Hydrocarbon fuels can now be produced with sunlight and air, making them carbon-neutral; the hole in the ozone layer was shrinking; and the first successful climate model of the early Eocene showed that temperatures are increasingly sensitive to additional CO2 as its atmospheric concentration rises. The cooling effect of fragrant terpene aerosols from coniferous boreal forests was decreasing, and aeolian accumulations of dust on the Loess Plateau indicated that human existence did not coincide with a high-carbon atmosphere until 1965. British scientists urged the government to support breastfeeding in order to reduce the carbon imprint of baby formula, Iron Age infant graves were found to contain ceramic bottles for feeding babies animal milk, and Japanese researchers deciphered the characteristic odor of newborn babies’ heads. As mammals grow more sophisticated, the proportions of their skulls approach the Golden Ratio.
Biologists who counted the warts on the heads of octopuses in the Pacific found more warts on those who live in deeper waters. Baltic marine predators were losing weight, and washing machines’ delicate cycles were contributing more microplastics to the oceans than were regular cycles. High levels of toxins, some of which are heritable, were discovered in bottlenose dolphins in the Normano-Breton Gulf, and antibiotic resistance continued to rise among bottlenose dolphins in Florida’s Indian River Lagoon. Nose swabs of 188 dead hedgehogs submitted by members of the Danish public resulted in positive tests for MRSA. Overweight Danes are likelier to have overweight dogs, which researchers blamed on those owners’ tendency to use snacks not as training incentives but as “hygge candy,” to create an atmosphere of cozy conviviality. Pine martens were reintroduced to the Forest of Dean, and authorities in New South Wales were evacuating fish from the Darling River ahead of the austral summer. The completion of genomic sequencing for all living species of penguins was announced by the Penguin Genome Consortium, and anthropologists warned of dwindling genetic diversity among the long-legged chicken landraces of the Horn of Africa. The United States and Canada were found to have lost 29 percent of their bird populations since 1970. Eastern gray squirrels eavesdrop on birds.

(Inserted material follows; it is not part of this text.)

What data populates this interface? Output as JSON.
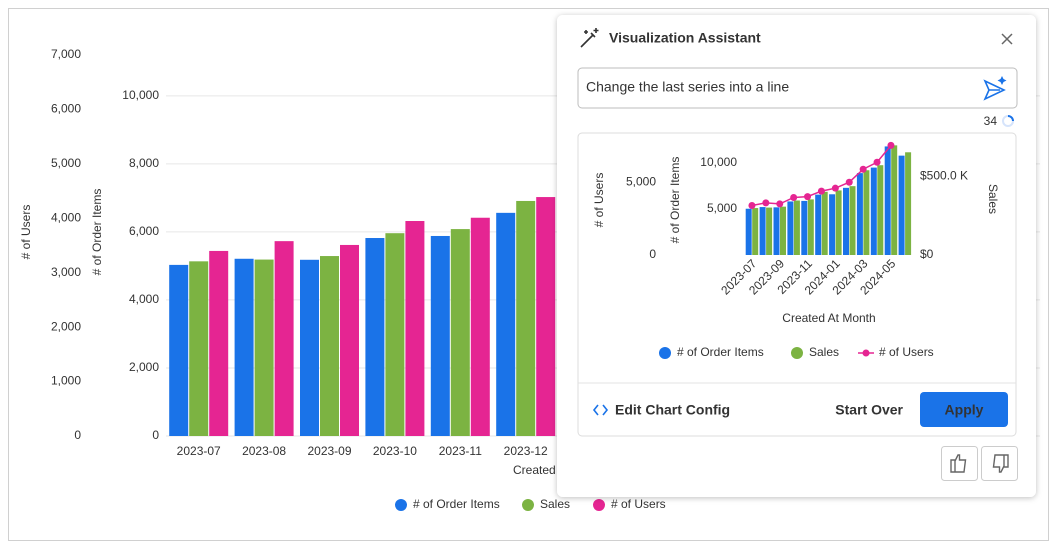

Formerly inexplicable high global rates of gonorrhea can be explained by kissing, and H.I.V. resistance may be promoted by repeated vaginal exposure to semen. During sex, male honeybees inject queens with a toxin that temporarily blinds them, presumably to make it more dangerous for them to fly off and mate with other males. Some cancer cells eat one another to survive chemotherapy. Exosome therapy proved better than both retinol and stem cells at treating nude mice with sun-damaged skin. Darker male giraffes are less sociable. A researcher who found that wolves break their teeth more often when prey is scarce suggested that her findings would also apply to lions, tigers, and bears. British doctors reported a case of transient Brexit-induced psychosis. Impostor syndrome is more widespread than previously estimated. A meta-meta-analysis of autism studies showed that those diagnosed with the disorder were becoming increasingly hard to distinguish from the population at large. A species of tumbleweed has defied projections of its inevitable extinction and is now thriving.